Entre avances tecnológicos vertiginosos y renqueantes recorridos de la condición humana en sociedad, no es extraño que se mitifiquen algunos destellos fugaces de viejas esperanzas, como tampoco es extraño que, una vez pasada la emoción del aniversario (de este como de tantos otros con los que se trata de compensar el nivel poco estimulante de la rutina), se vuelva a la realidad. Los momentos brillantes y las grandes ilusiones, concebidos como motor de democracia e igualdad, son impulsos momentáneos que, antes o después, terminan diluyéndose en el pragmatismo de la supervivencia, en el que ya se sabe que hay pautas de poder que apenas cambian, por muchas ilusiones y revoluciones con las que se quiera sacudir la inercia conservadora.

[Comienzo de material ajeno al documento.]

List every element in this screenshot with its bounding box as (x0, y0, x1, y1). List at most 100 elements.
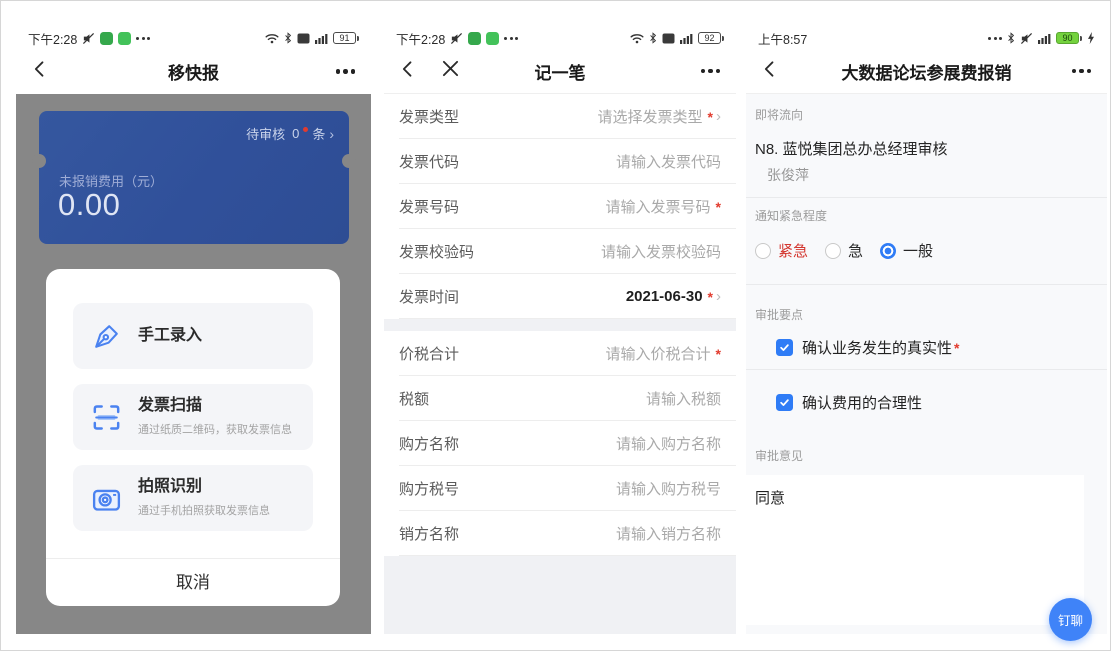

Los de ahora no son precisamente momentos brillantes e ilusionantes, al menos en esta vieja Europa que se ha enrocado en la austeridad inmovilista y discriminatoria (es decir, la austeridad de siempre: la que afecta más a los que menos tienen). Del sueño del progreso indefinido se ha pasado a la sensación de retroceso inevitable. Y ni siquiera con perspectivas de diálogo, tolerancia y diversidad.